HOUSTON – Exercise seems to improve some of the cognitive difficulties that can manifest in stroke survivors, even if patients don’t hit the gym for a couple of years after the incident.
A meta-analysis of 14 randomized, controlled studies has determined that the combination of aerobic and weight-bearing exercises is most effective at boosting brain function. The studies showed a moderate, but consistent, effect of exercise in both the acute and chronic phase, Lauren Oberlin said at the International Stroke Conference sponsored by the American Heart Association.
“This is an important message for stroke survivors who have experienced cognitive deficits for a long time: These may not be permanent, and they can be modified with physical activity,” she said.
Long-term cognitive impairment is a very common problem after stroke, she said, occurring to some degree in up to 85% of survivors. The most commonly affected domains are executive function, attention, processing speed, and memory.
“These deficits can also be highly persistent, and remain in the years after a stroke,” Ms. Oberlin said. “And they represent a major health and economic burden. Stroke survivors with cognitive deficits are at an increased risk for long-term disability, functional decline, dependent living, hospitalization, and even mortality. Despite all this, there is an absence of effective treatments. There are no effective pharmaceutical treatments and cognitive rehabilitation training has not been widely successful.”
Exercise has not been as well-studied in stroke as it has in other neurological disorders, including Parkinson’s disease, multiple sclerosis, and more recently, Alzheimer’s disease. Physical activity has also been shown to help maintain and boost cognitive function and memory in healthy aging populations.
Ms. Oberlin and her colleagues conducted a meta-analysis of 14 randomized, controlled studies conducted during 2001-2016. The studies enrolled a total of 736 subjects. All of them randomized subjects to 3-6 months of an active exercise arm or a control arm that did not involve physical training.
The researchers assessed effect sizes bycalculated separately for intervention and control conditions within each trial. The results were interpreted as follows:
• Small effect = 0.2
• Moderate effect = 0.5
• Large effect = 0.8
Only four of the studies demonstrated a statistically significant benefit between the active and control arms. Seven trended strongly toward the positive, but had wide confidence intervals that crossed the null. Three studies showed no significant benefit.
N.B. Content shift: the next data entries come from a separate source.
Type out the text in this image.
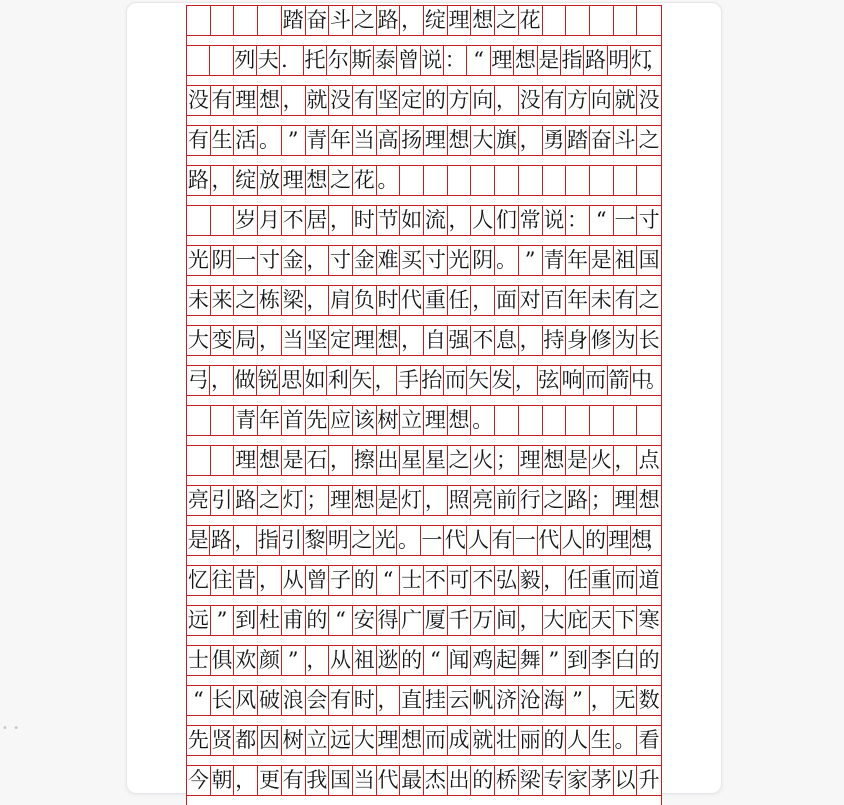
• •

踏 奋 斗 之 路 ， 绽 理 想 之 花

列 夫 ． 托 尔 斯 泰 曾 说 ： “ 理 想 是 指 路 明 灯，
没 有 理 想 ， 就 没 有 坚 定 的 方 向 ， 没 有 方 向 就 没
有 生 活 。 ” 青 年 当 高 扬 理 想 大 旗 ， 勇 踏 奋 斗 之
路 ， 绽 放 理 想 之 花 。

岁 月 不 居 ， 时 节 如 流 ， 人 们 常 说 ： “ 一 寸
光 阴 一 寸 金 ， 寸 金 难 买 寸 光 阴 。 ” 青 年 是 祖 国
未 来 之 栋 梁 ， 肩 负 时 代 重 任 ， 面 对 百 年 未 有 之
大 变 局 ， 当 坚 定 理 想 ， 自 强 不 息 ， 持 身 修 为 长
弓 ， 做 锐 思 如 利 矢 ， 手 抬 而 矢 发 ， 弦 响 而 箭 中。

青 年 首 先 应 该 树 立 理 想 。

理 想 是 石 ， 擦 出 星 星 之 火 ； 理 想 是 火 ， 点
亮 引 路 之 灯 ； 理 想 是 灯 ， 照 亮 前 行 之 路 ； 理 想
是 路 ， 指 引 黎 明 之 光 。 一 代 人 有 一 代 人 的 理 想，
忆 往 昔 ， 从 曾 子 的 “ 士 不 可 不 弘 毅 ， 任 重 而 道
远 ” 到 杜 甫 的 “ 安 得 广 厦 千 万 间 ， 大 庇 天 下 寒
士 俱 欢 颜 ” ， 从 祖 逖 的 “ 闻 鸡 起 舞 ” 到 李 白 的
“ 长 风 破 浪 会 有 时 ， 直 挂 云 帆 济 沧 海 ” ， 无 数
先 贤 都 因 树 立 远 大 理 想 而 成 就 壮 丽 的 人 生 。 看
今 朝 ， 更 有 我 国 当 代 最 杰 出 的 桥 梁 专 家 茅 以 升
The overall effects size was 0.56 (moderate).
Ms. Oberlin and her colleagues then parsed the data to examine the effect of when the program was initiated after the stroke, the program’s duration, and the type of exercise it studied.
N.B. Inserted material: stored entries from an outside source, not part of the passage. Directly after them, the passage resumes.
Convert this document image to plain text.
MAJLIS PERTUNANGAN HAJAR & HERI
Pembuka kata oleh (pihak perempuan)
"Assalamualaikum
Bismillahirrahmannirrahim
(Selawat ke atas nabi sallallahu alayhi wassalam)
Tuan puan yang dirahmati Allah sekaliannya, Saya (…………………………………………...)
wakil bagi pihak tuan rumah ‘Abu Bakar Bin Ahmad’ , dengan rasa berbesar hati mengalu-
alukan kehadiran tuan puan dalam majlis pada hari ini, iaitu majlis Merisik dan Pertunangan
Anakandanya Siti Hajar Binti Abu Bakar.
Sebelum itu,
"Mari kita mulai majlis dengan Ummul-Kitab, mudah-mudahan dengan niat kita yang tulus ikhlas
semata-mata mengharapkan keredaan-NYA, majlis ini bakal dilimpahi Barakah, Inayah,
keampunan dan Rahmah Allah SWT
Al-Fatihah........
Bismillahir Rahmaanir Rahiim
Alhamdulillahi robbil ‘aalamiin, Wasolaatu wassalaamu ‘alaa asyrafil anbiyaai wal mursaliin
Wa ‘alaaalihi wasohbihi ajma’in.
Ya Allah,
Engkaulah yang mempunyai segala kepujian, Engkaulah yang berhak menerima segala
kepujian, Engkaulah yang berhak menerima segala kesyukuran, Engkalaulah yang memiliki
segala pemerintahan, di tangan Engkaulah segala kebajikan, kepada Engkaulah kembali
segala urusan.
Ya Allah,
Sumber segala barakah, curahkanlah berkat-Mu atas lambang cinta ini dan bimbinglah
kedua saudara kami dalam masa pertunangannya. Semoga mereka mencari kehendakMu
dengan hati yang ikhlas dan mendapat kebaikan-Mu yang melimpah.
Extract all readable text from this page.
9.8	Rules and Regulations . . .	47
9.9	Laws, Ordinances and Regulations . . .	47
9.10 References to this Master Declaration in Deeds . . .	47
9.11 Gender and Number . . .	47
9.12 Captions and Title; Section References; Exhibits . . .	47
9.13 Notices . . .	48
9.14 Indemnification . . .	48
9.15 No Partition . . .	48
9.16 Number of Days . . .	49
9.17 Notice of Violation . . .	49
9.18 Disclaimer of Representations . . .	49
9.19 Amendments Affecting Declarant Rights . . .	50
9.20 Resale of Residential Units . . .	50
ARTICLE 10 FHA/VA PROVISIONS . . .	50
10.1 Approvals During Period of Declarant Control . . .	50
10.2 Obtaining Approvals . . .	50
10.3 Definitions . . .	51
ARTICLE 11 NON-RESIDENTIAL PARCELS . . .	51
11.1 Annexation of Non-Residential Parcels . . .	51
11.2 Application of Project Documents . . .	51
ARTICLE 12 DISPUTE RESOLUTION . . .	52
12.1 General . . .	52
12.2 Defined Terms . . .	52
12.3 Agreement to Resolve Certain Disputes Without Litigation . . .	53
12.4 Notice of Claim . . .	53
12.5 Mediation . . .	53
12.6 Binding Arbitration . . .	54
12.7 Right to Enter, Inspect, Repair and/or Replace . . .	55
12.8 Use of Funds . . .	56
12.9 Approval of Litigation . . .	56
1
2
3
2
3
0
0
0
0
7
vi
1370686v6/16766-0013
Length of the intervention (less than 3 months and more than 3 months) was not significantly related to cognitive outcome. However, the combination of aerobic and strength training exerted a significantly greater effect size (0.45) than did aerobic training or weight training alone (0.2 and 0.34, respectively). Programs that started more than 3 months after the stroke were also more effective than were those started earlier in recovery (0.45 vs. 0.16).
Finally, in a subset of five studies, she evaluated whether particular cognitive domains benefited most from physical activity. Attention and processing speed improved the most (0.4). Changes in memory and executive function were not significant.
“I will say this was only five studies, so we may have been underpowered to see any effects on these other domains,” Ms. Oberlin said.
The mechanistic link between physical activity and improved cognition has not been fully elucidated in humans, she said. However, animal studies have identified a number of associations. “In rodent studies, we see that exercise improves blood flow to the brain, and promotes both neurogenesis and synaptogenesis. This has been confirmed in imaging studies of healthy older adults. Exercise was associated with increased structural connectivity, changes in functional connectivity, and increases in brain volume in some regions, including the hippocampus and prefrontal cortex.”
She also acknowledged that preaching exercise in clinic is much easier than actually getting patients into the gym. “Stroke survivors often have mobility limitations, and these studies were primarily conducted in subjects who did not have those issues and who could work out on a treadmill or exercise bike. How we can adapt these programs to patients with limited mobility is certainly a challenge.”
Ms. Oberlin had no financial disclosures.